Cam ran a hand over one solar panel. It was twisted and bent from a dogfight with a Rebel X-wing last year and he had just never gotten around to mentioning it to the techs. Besides, he liked to be there when people fixed his ship. He felt every laser scar and scorch burn on her personally, and he didn't take it lightly when some tech did a slapdash job repairing any damage done.
Aside from the twisted panel though, everything seemed fine with his ship. He heard footsteps, thought it was a tech coming over. Turning around, he opened his mouth to tell him the problem, and found himself almost face to face with Tor Sunflier.
Tor glared at him with dark gray eyes. Shaggy blond hair cut short in the front was plastered to his neck with sweat, and his shirt was wet. "What are you looking at, flyboy?" he asked scornfully.
Cam swallowed, tried to look cocky and self-assured. Of all the things that bothered him about this ship, Tor Sunflier bothered him the most. It was bad enough that Tor was in his squadron, but every Cam went, Tor seemed to be there, looking hotly at him from under thick eyebrows. He didn't understand was what Tor had against him. He'd only talked to him about twice and had done nothing to Tor, indeed, he tried to stay out of his way as much as possible. Tor reminded him too much of home, his childhood, and unpleasant memories that he would rather not have. "I'd ask what you were looking at, Sunflier," he said jokingly, trying to smooth things out, "but I'd hate to condescend myself to your level."
"Think you're so great, aren't you?" Tor snarled. Cam jerked back, startled. "Quit staring at me. You think you've got it all. Well, I don't care for your attitude. And let me tell you something-you're not the best pilot in the squadron. Hate to break it to you. So quit acting so superior!"
Cam stared at him, watching Tor's face suddenly change into his stepfather's furious countenance, felt the sharp pain of blows on his head, tasted the metallic taste of blood in his mouth. "You're nothing, so quit acting like you're going to be something someday! You think you're so great, don't you? Get out! If I ever see you back here I'll kill you!"
And he saw himself again, just standing there, taking the blows from his stepfather's hands, because to do anything less would have been a sign of weakness, and weakness was the one thing that he could not afford to show in front of his family. He had to be strong, fend for himself, show nothing. It was an issue of survival.
"Well?" Tor growled. "You just going to stand there? Move!"

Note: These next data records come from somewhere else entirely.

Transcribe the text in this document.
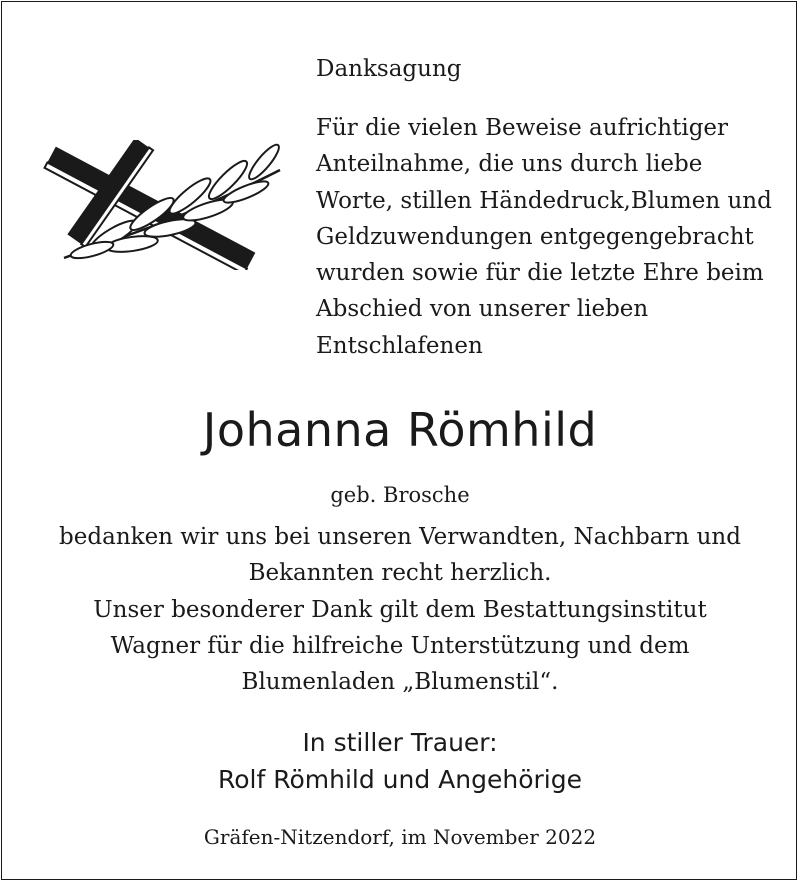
Danksagung
Für die vielen Beweise aufrichtiger
Anteilnahme, die uns durch liebe
Worte, stillen Händedruck,Blumen und
Geldzuwendungen entgegengebracht
wurden sowie für die letzte Ehre beim
Abschied von unserer lieben
Entschlafenen
Johanna Römhild
geb. Brosche
bedanken wir uns bei unseren Verwandten, Nachbarn und
Bekannten recht herzlich.
Unser besonderer Dank gilt dem Bestattungsinstitut
Wagner für die hilfreiche Unterstützung und dem
Blumenladen „Blumenstil“.
In stiller Trauer:
Rolf Römhild und Angehörige
Gräfen-Nitzendorf, im November 2022
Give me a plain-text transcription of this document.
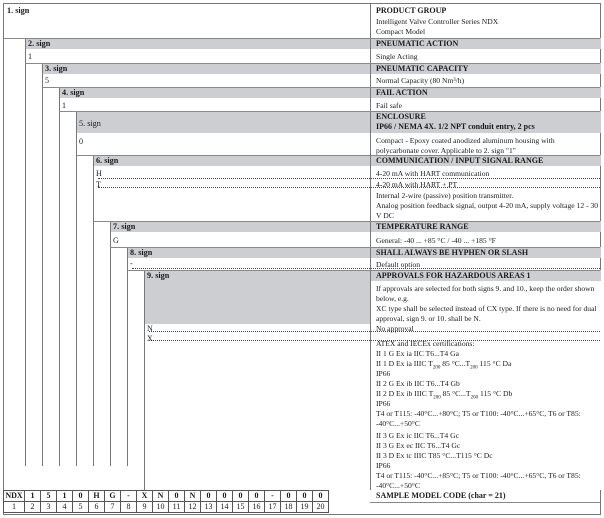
1. sign	PRODUCT GROUP
Intelligent Valve Controller Series NDX
Compact Model
2. sign
1
PNEUMATIC ACTION
Single Acting
3. sign
5
PNEUMATIC CAPACITY
Normal Capacity (80 Nm³/h)
4. sign
1
FAIL ACTION
Fail safe
5. sign
0
ENCLOSURE
IP66 / NEMA 4X. 1/2 NPT conduit entry, 2 pcs
Compact - Epoxy coated anodized aluminum housing with polycarbonate cover. Applicable to 2. sign "1"
6. sign
H
T
COMMUNICATION / INPUT SIGNAL RANGE
4-20 mA with HART communication
4-20 mA with HART + PT
Internal 2-wire (passive) position transmitter.
Analog position feedback signal, output 4-20 mA, supply voltage 12 - 30 V DC
7. sign
G
TEMPERATURE RANGE
General: -40 ... +85 °C / -40 ... +185 °F
8. sign
-
SHALL ALWAYS BE HYPHEN OR SLASH
Default option
9. sign	APPROVALS FOR HAZARDOUS AREAS 1
If approvals are selected for both signs 9. and 10., keep the order shown below, e.g.
XC type shall be selected instead of CX type. If there is no need for dual approval, sign 9. or 10. shall be N.
N
X
No approval
ATEX and IECEx certifications:
II 1 G Ex ia IIC T6...T4 Ga
II 1 D Ex ia IIIC $T_{200}$ 85 $^\circ C...T_{200}$ 115 °C Da
IP66
II 2 G Ex ib IIC T6...T4 Gb
II 2 D Ex ib IIIC $T_{200}$ 85 $^\circ C...T_{200}$ 115 °C Db
IP66
T4 or T115: -40°C...+80°C; T5 or T100: -40°C...+65°C, T6 or T85: -40°C...+50°C
II 3 G Ex ic IIC T6...T4 Gc
II 3 G Ex ec IIC T6...T4 Gc
II 3 D Ex tc IIIC T85 °C...T115 °C Dc
IP66
T4 or T115: -40°C...+85°C; T5 or T100: -40°C...+65°C, T6 or T85: -40°C...+50°C
NDX
1
1
2
5
3
1
4
0
5
H
6
G
7
-
8
X
9
N
10
0
11
N
12
0
13
0
14
0
15
0
16
-
17
0
18
0
19
0
20
SAMPLE MODEL CODE (char = 21)
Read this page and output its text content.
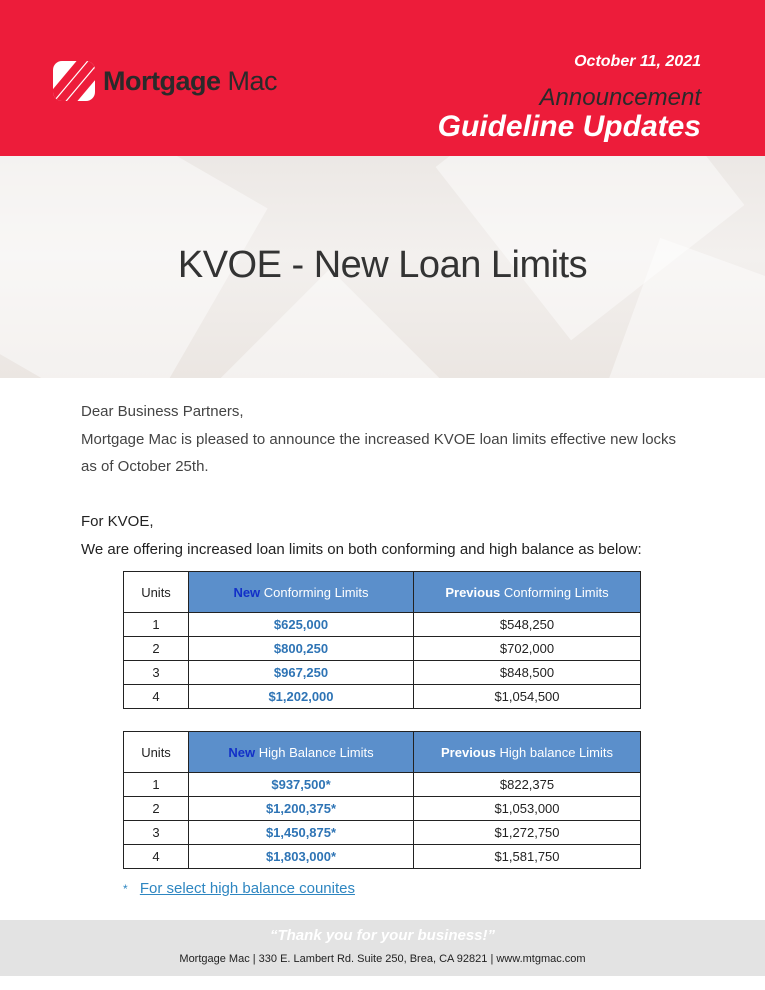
Mortgage Mac
October 11, 2021
Announcement
Guideline Updates
KVOE - New Loan Limits

Dear Business Partners,

Mortgage Mac is pleased to announce the increased KVOE loan limits effective new locks

as of October 25th.

For KVOE,

We are offering increased loan limits on both conforming and high balance as below:

Units	New Conforming Limits	Previous Conforming Limits
1	$625,000	$548,250
2	$800,250	$702,000
3	$967,250	$848,500
4	$1,202,000	$1,054,500
Units	New High Balance Limits	Previous High balance Limits
1	$937,500*	$822,375
2	$1,200,375*	$1,053,000
3	$1,450,875*	$1,272,750
4	$1,803,000*	$1,581,750
* For select high balance counites
“Thank you for your business!”
Mortgage Mac | 330 E. Lambert Rd. Suite 250, Brea, CA 92821 | www.mtgmac.com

Cam felt the tears at the backs of his eyes, ignored them. "No," he said calmly, arrogantly. Never let them see you weaken. "What's it to you?"
Before he could turn and stride away, he heard boots on the deck behind him. A calm, hard voice. Too hard and too calm. Uh-oh. They were in trouble.

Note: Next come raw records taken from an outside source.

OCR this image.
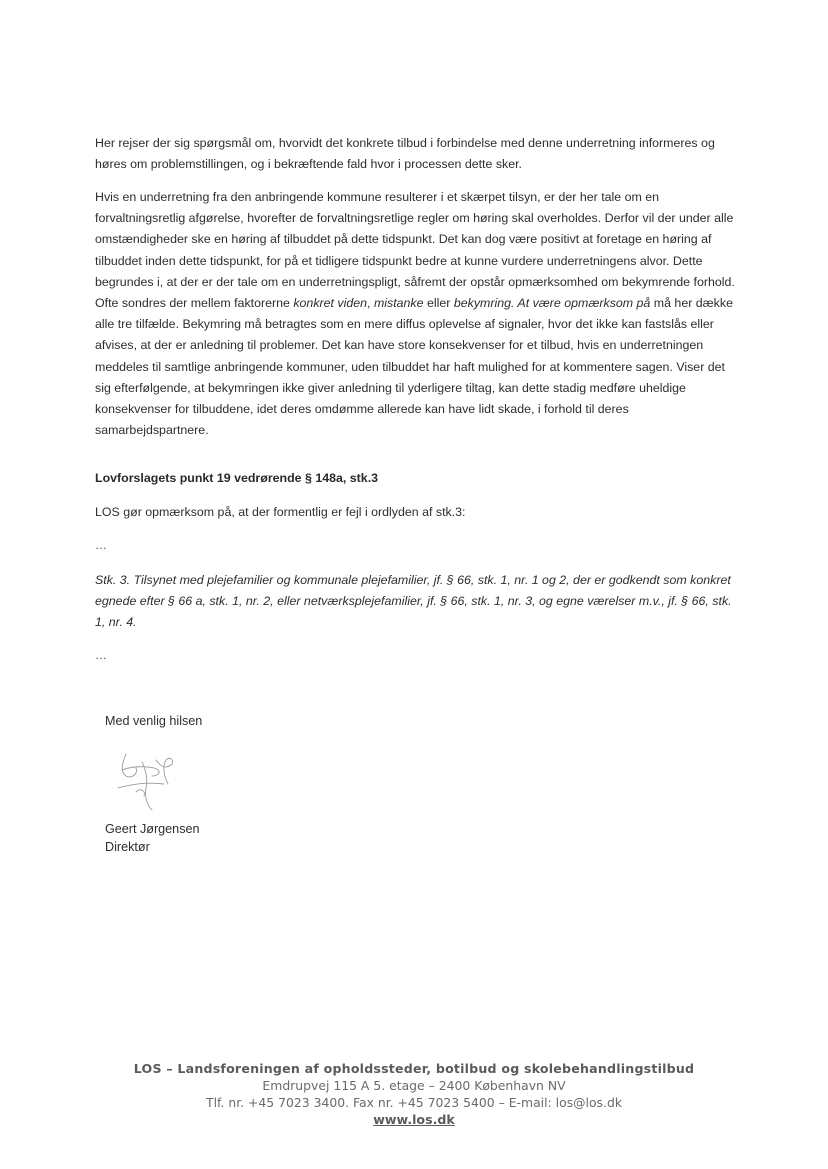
Her rejser der sig spørgsmål om, hvorvidt det konkrete tilbud i forbindelse med denne underretning informeres og høres om problemstillingen, og i bekræftende fald hvor i processen dette sker.

Hvis en underretning fra den anbringende kommune resulterer i et skærpet tilsyn, er der her tale om en forvaltningsretlig afgørelse, hvorefter de forvaltningsretlige regler om høring skal overholdes. Derfor vil der under alle omstændigheder ske en høring af tilbuddet på dette tidspunkt. Det kan dog være positivt at foretage en høring af tilbuddet inden dette tidspunkt, for på et tidligere tidspunkt bedre at kunne vurdere underretningens alvor. Dette begrundes i, at der er der tale om en underretningspligt, såfremt der opstår opmærksomhed om bekymrende forhold. Ofte sondres der mellem faktorerne konkret viden, mistanke eller bekymring. At være opmærksom på må her dække alle tre tilfælde. Bekymring må betragtes som en mere diffus oplevelse af signaler, hvor det ikke kan fastslås eller afvises, at der er anledning til problemer. Det kan have store konsekvenser for et tilbud, hvis en underretningen meddeles til samtlige anbringende kommuner, uden tilbuddet har haft mulighed for at kommentere sagen. Viser det sig efterfølgende, at bekymringen ikke giver anledning til yderligere tiltag, kan dette stadig medføre uheldige konsekvenser for tilbuddene, idet deres omdømme allerede kan have lidt skade, i forhold til deres samarbejdspartnere.

Lovforslagets punkt 19 vedrørende § 148a, stk.3
LOS gør opmærksom på, at der formentlig er fejl i ordlyden af stk.3:
…
Stk. 3. Tilsynet med plejefamilier og kommunale plejefamilier, jf. § 66, stk. 1, nr. 1 og 2, der er godkendt som konkret egnede efter § 66 a, stk. 1, nr. 2, eller netværksplejefamilier, jf. § 66, stk. 1, nr. 3, og egne værelser m.v., jf. § 66, stk. 1, nr. 4.
…
Med venlig hilsen
Geert Jørgensen
Direktør
LOS – Landsforeningen af opholdssteder, botilbud og skolebehandlingstilbud
Emdrupvej 115 A 5. etage – 2400 København NV
Tlf. nr. +45 7023 3400. Fax nr. +45 7023 5400 – E-mail: los@los.dk
www.los.dk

"Is there a problem here?"
He heard Tor salute, clear his throat. "Uh-Gamma Leader…"
Cam looked around and saw the expressionless face of Ben Calys staring at him, light eyes taking in first Tor, then Cam. He said nothing, but the silence was enough. Cam shifted his feet, looked down at the deck. "I was just joking, sir," he said softly.
"Drelnin, dismissed!" Calys' voice was sharp. Cam needed no second notice. He threw a hurried salute and began walking from the hangar as fast as dignity permitted. Behind him he heard Tor starting to try to explain to Gamma Leader but his voice suddenly cut off, followed by Calys' voice, low and angry.
"And you, Sunflier, I need to see you in my office. Now."